I am currently working on a re-implementation of a (model agnostic) meta-learning paper (Lazy MAML - ICCV2021), which approximates the 'gradient through the inner-loop process as a single step. As such, now the inner-learner could perform many steps (say k=10…20). Then to calculate the meta-gradient we approximate the expensive computation as though a single inner-loop step (or leap) has been taken.
Converting this logic into actual code gives me some headaches, as I fail to see how this can be properly implemented. My current idea boils down to the following four steps, on the last one I run into problems.
First, let us define that φ denotes the inner-loop model, and θ the outer-loop model (meta-learner)
Do the inner-loop optimization. For this, I plan to use autograd, without retain_graph enabled. For my baseline implementation of MAML/ANIL/BOIL with learn2learn this needs to be enabled to allow for the outer-loop backprop.

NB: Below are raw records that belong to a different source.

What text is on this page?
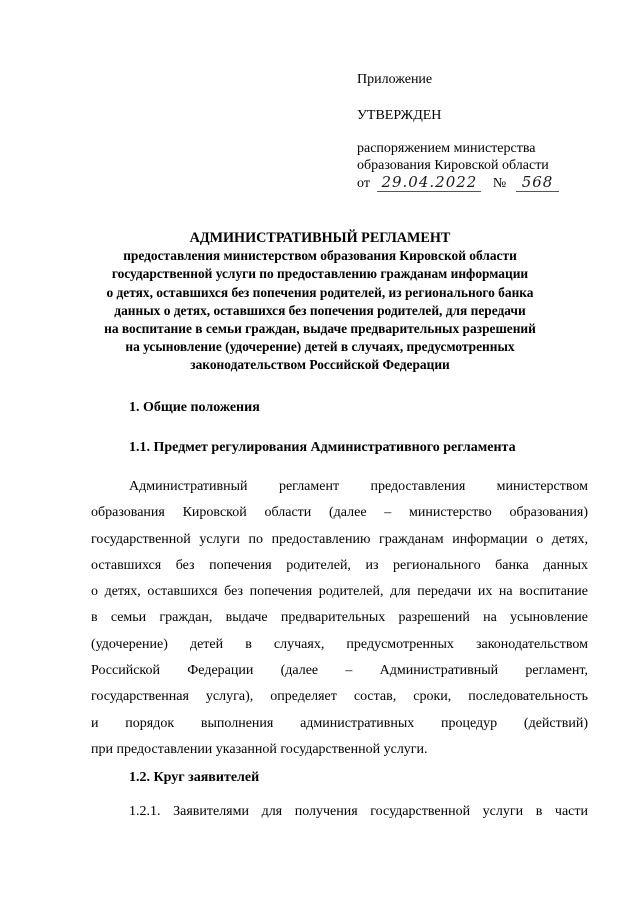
Приложение
УТВЕРЖДЕН
распоряжением министерства
образования Кировской области
от 29.04.2022 № 568
АДМИНИСТРАТИВНЫЙ РЕГЛАМЕНТ
предоставления министерством образования Кировской области
государственной услуги по предоставлению гражданам информации
о детях, оставшихся без попечения родителей, из регионального банка
данных о детях, оставшихся без попечения родителей, для передачи
на воспитание в семьи граждан, выдаче предварительных разрешений
на усыновление (удочерение) детей в случаях, предусмотренных
законодательством Российской Федерации
1. Общие положения
1.1. Предмет регулирования Административного регламента
Административный регламент предоставления министерством
образования Кировской области (далее – министерство образования)
государственной услуги по предоставлению гражданам информации о детях,
оставшихся без попечения родителей, из регионального банка данных
о детях, оставшихся без попечения родителей, для передачи их на воспитание
в семьи граждан, выдаче предварительных разрешений на усыновление
(удочерение) детей в случаях, предусмотренных законодательством
Российской Федерации (далее – Административный регламент,
государственная услуга), определяет состав, сроки, последовательность
и порядок выполнения административных процедур (действий)
при предоставлении указанной государственной услуги.
1.2. Круг заявителей
1.2.1. Заявителями для получения государственной услуги в части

Calculate the single step from θ to φ, i.e. grad = φ - θ, for which we can loop over their parameters, and calculate the single gradient that approximates the inner-loop. I will call this the ‘derived’ gradient.
Using φ we can calculate the loss on the query set, which we need to calculate the meta-gradient.
Now I need to perform the backpropagation ‘through the inner-loop’ using my ‘derived’ gradient update.
For step 4, I consider the following, but I feel like I am abusing some of PyTorch’s functionality. First I could perform a normal MAML update using θ, to get ѱ, and perform a backward pass with
autograd.grad with retain_graph enabled. (Using learn2learn’s update_module functionality to make the updates differentiable) However, using backward hooks I can set the gradients to my ‘derived’ gradients instead of the actual modules gradient, such that ѱ == ɸ, but with the computational graph needed.
Now, I have a (fudged) computational graph for autograd and can perform the second-order derivative with the loss that I get from step 3. However, I would need to re-compute this loss (after first taking a step with my ‘derived’ gradient), as ѱ and the loss are otherwise unrelated.
Although I feel like this should work, I feel uncertain about my approach and feel like there should be a more sophisticated way. (Or a correct way, if I am mistaken in my approach). E.g. constructing the computational graph differently, or using a method such as implicit MAML (without l2 weight regularisation). I am currently writing code to verify my idea against my MAML implementation to see if in the case of a single inner-update step my implementation.